Молодые тоже рвутся беседовать, тут вам и симпатичный, еще без окладистой бороды Сережа Кравец появился, интервью брал о русской философии – стал нашим другом. Чудо случилось – нашли в Ленинке статью молодого Лосева, в Цюрихе в 1919 году напечатанную, «Русская философия» – по-немецки. Автор о ней забыл, не знал ничего, а немцы раскопали, М. Хагемейстер пропечатал в мюнхенской «Диалектике художественной формы» (см. об этом выше). Случилось же, что как раз из спецхрана сборник со статьей перевели в научный зал. Вставала заря перестройки… Так всплыли молодые философские пристрастия Лосева, а Сережа Кравец оповестил об этом всех читающих журнал «Век XX и мир» (1988, № 2–3), издаваемый на разных европейских языках. Неуемный Сережа спешно печатает в «Литературной учебе» серию глав из новой книги Алексея Федоровича «Проблема художественного стиля», которая полностью выйдет только в 1994 году в Киеве. Юрий Ростовцев каждую неделю у нас, беседует с Алексеем Федоровичем о его детстве, юности, записывает старательно на пленку, хочет сочинять книжку о Лосеве- гимназисте, тоже торопится запомнить лосевские рассказы, пока есть время. Много будет печатать Юрий Алексеевич из воспоминаний своего собеседника в разных альманахах, в «Студенческом меридиане», соберет из статей Алексея Федоровича в своем журнале целую книжку «Дерзание духа» (1988). А название это не случайно. Вместе с Натальей Мишиной в «Правде» напечатал он интервью с профессором Лосевым под названием «Дерзание духа» – это 1985 год, заря перестройки. Приходит к Алексею Федоровичу Наташа, спрашивает, как и многие, что такое Бог, – это сотрудница «Правды». Чудеса! Умер Лосев, умерла в муках мать Наташи. И пошла она в храм, в Троице-Сергиеву лавру, ходит в платочке, работает в издательстве патриархии, хочет в монастырь. А теперь уже монахиня Павла.
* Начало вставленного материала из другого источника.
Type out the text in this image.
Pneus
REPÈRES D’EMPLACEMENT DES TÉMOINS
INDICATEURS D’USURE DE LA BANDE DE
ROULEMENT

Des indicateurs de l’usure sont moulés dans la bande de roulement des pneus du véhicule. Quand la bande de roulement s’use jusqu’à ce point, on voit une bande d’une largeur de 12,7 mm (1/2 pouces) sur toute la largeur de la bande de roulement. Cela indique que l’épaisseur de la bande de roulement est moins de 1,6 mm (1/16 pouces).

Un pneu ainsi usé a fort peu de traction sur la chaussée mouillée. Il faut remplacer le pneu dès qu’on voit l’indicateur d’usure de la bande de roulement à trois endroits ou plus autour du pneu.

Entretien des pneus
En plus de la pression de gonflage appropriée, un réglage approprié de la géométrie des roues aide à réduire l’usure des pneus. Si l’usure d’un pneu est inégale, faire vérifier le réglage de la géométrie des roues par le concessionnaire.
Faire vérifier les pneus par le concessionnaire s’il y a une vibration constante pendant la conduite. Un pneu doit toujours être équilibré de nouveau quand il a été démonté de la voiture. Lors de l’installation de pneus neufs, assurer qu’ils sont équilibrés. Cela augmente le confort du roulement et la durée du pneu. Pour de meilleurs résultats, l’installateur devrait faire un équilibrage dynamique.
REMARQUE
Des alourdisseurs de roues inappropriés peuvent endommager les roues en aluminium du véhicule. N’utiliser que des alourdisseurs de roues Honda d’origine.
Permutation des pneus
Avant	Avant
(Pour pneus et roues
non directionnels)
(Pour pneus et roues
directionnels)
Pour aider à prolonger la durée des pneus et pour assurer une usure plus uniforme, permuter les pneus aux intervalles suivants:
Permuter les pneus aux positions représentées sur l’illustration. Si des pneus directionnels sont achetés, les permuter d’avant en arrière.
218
Тут и Павел Флоренский подоспел с Юрием Ростовцевым, беседует с Алексеем Федоровичем, спрашивает о своем замученном деде целых два вечера и письма лосевские к деду принес, на что Алексей Федорович внимания особого не обратил, слишком далеко от него прошлое, поговорить о нем еще можно, но жить – уже нельзя, поздно, слишком поздно. Бездна истории зовет к себе, недалек уход. Не увидел Лосев ни своей беседы с Павлом и Юрием, ни напечатанных писем, ни книжки, выпущенной в 1990 году Виктором Ерофеевым «Страсть к диалектике» (это уже я старалась, составляла ее).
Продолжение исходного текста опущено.